La coalition pour la gestion commune de la Res publica conclue entre le Front commun pour le Congo (FCC) et le Cap pour le changement (Cach) évolue tant bien que mal nonobstant les derniers soubresauts ayant failli emporter la digue. Une coalition qui ne tient plus que par la volonté de deux hommes, Félix Tshisekedi et Joseph Kabila, jusqu’à ce jour partenaires dans une coalition qui contient curieusement les ingrédients d’une cohabitation qui ne dit pas son nom.
Malgré moult incidents de parcours créés par leurs regroupements politiques respectifs, ces deux leaders maintiennent néanmoins le cap en soufflant le chaud et le froid dans un deal qui ne leur offre pas suffisamment de possibilité d’affranchissement. Au-delà des apparences qu’ils veulent sauver, la coalition souffre dans son évolution à cause de l’hypocrisie et du manque de franchise du FCC qui ne cesse de tirer la couverture de son côté au mépris des principes censés guider une coalition. Avec une majorité confortable à la chambre basse du Parlement, en plus d’avoir dans son giron les provinces, le FCC vient de rééditer l’exploit au Sénat en plaçant au perchoir de l’institution, Alexis Thambwe Mwamba, réputé incarner la ligne pure et dure de la « Kabilie ».
Cette frénésie boulimique du FCC procède d’un plan savamment monté par ses stratèges, à en croire des indiscrétions. Vis-à-vis d’un chef de l’État qui ne lui rassure guère et dont les propos de déboulonnage du « système Kabila » est pris très au sérieux par ceux à qui ils sont destinés, le FCC veut s’aménager, d’ores et déjà, un espace de sécurisation pour se mettre à l’abri d’un éventuel tsunami. Ainsi, le Parlement se présente comme le meilleur endroit pour contrer, à tout moment, le dessein nourri par Félix Tshisekedi. D’où sa mainmise sur les deux chambres du Parlement, quitte à riposter éventuellement en brandissant le spectre des poursuites et de mise en accusation du chef de l’État conformément à l’article 165 de la Constitution, soutiennent nombre d’analystes.

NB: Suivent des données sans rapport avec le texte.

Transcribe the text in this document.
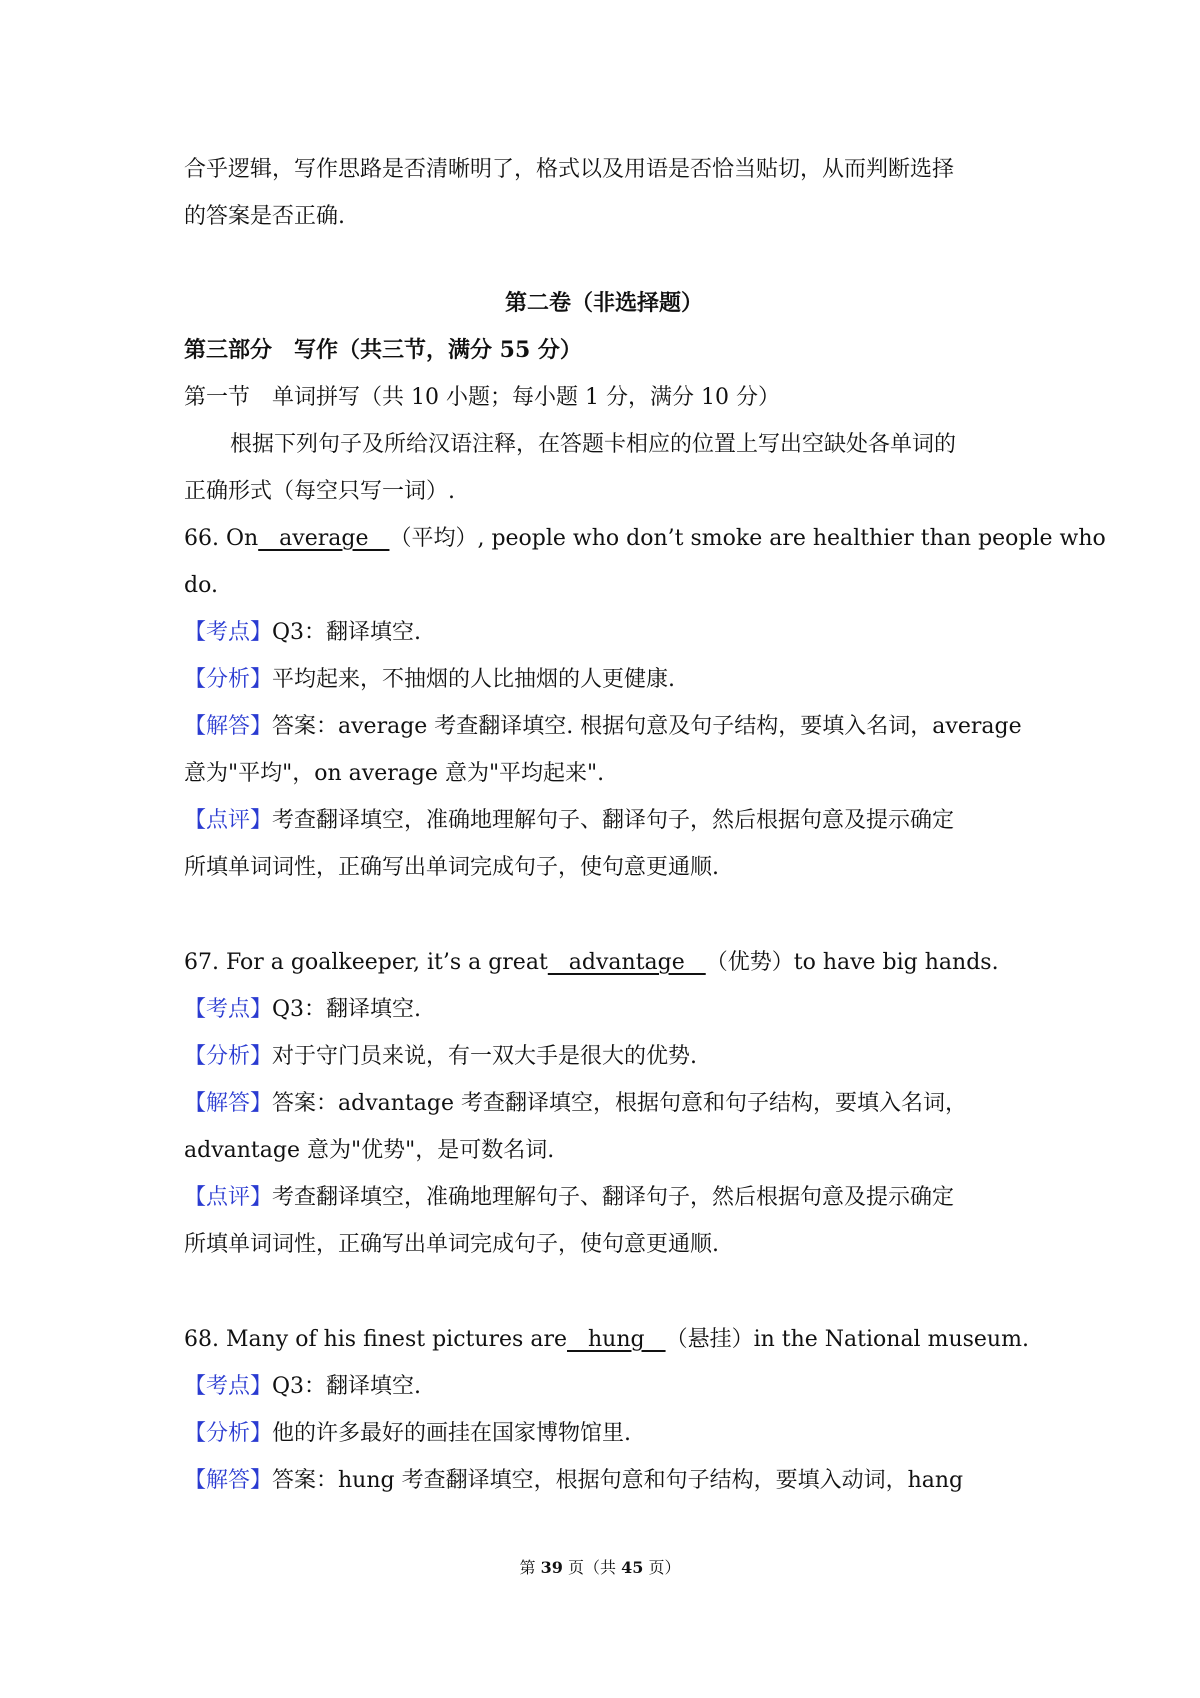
合乎逻辑，写作思路是否清晰明了，格式以及用语是否恰当贴切，从而判断选择
的答案是否正确.
第二卷（非选择题）
第三部分　写作（共三节，满分 55 分）
第一节　单词拼写（共 10 小题；每小题 1 分，满分 10 分）
根据下列句子及所给汉语注释，在答题卡相应的位置上写出空缺处各单词的
正确形式（每空只写一词）.
66. On   average   （平均）, people who don’t smoke are healthier than people who
do.
【考点】Q3：翻译填空.
【分析】平均起来，不抽烟的人比抽烟的人更健康.
【解答】答案：average 考查翻译填空. 根据句意及句子结构，要填入名词，average
意为"平均"，on average 意为"平均起来".
【点评】考查翻译填空，准确地理解句子、翻译句子，然后根据句意及提示确定
所填单词词性，正确写出单词完成句子，使句意更通顺.
67. For a goalkeeper, it’s a great   advantage   （优势）to have big hands.
【考点】Q3：翻译填空.
【分析】对于守门员来说，有一双大手是很大的优势.
【解答】答案：advantage 考查翻译填空，根据句意和句子结构，要填入名词，
advantage 意为"优势"，是可数名词.
【点评】考查翻译填空，准确地理解句子、翻译句子，然后根据句意及提示确定
所填单词词性，正确写出单词完成句子，使句意更通顺.
68. Many of his finest pictures are   hung   （悬挂）in the National museum.
【考点】Q3：翻译填空.
【分析】他的许多最好的画挂在国家博物馆里.
【解答】答案：hung 考查翻译填空，根据句意和句子结构，要填入动词，hang
第 39 页（共 45 页）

Un projet qui, au terme de la loi fondamentale, ne peut se matérialiser que si la décision requiert la majorité de deux tiers des membres du Parlement composant le congrès (art.166). Une manière pour le FCC de riposter à l’épouvantail de la dissolution par le chef de l’État de l’Assemblée nationale (art.148) que ne cesse de brandir ses partisans. Du berger à la bergère, dirait-on. Il y a également anguille sous roche, à considérer l’obstination du FCC à avoir dans son escarcelle le ministère de la Justice, comme pour dire que tout se tient. Entre-temps, les hommes de Joseph Kabila sont pressentis, dans le prochain gouvernement, aux commandes des postes-clés de l’appareil sécuritaire, judiciaire et économique du pays, avec une mainmise importante sur les intérêts miniers congolais, à en croire des indiscrétions. Comme quoi, la méfiance ressentie de part et d’autre continue à réguler cette association de circonstance qui n’a de coalition que de nom.
Pérenniser la « Kabilie »
À la fin, ce qui importe pour le FCC, c’est de pérenniser le « système Kabila » en garantissant son hégémonie sur la scène politique. En réalité, tout est mis en place pour tenir en respect le chef de l’État que l’on veut réduire à sa plus simple expression, révèlent des informations de coulisse. En somme, avancent certains analystes, la « Kabilie » veut s’offrir la possibilité de peser sur la donne politique avec les deux chambres législatives aux ordres qui pourraient, si nécessaire, modifier les lois et permettre un éventuel retour aux affaires de l’ex-président devenu sénateur à vie. Très minoritaire en sièges au Sénat et à l’Assemblée nationale, le Cach assiste impuissant à la mise en place de ce projet funeste.
Face à l‘évidence, et en lieu et place d’une résignation suicidaire, le regroupement politique de Félix Tshisekedi devrait lorgner à présent vers ce que les praticiens du droit qualifient de « majorité de fait », celle qui siège dans l’hémicycle et qui est à la fois dynamique et mouvante, car elle est soumise de manière permanente aux pressions externes et internes du Parlement. C’est cette majorité parlementaire migratoire composée des députés indépendants d’esprit, pense-t-on, qui va certainement constituer un soutien indéniable aux différents projets du président de la République, Félix Tshisekedi.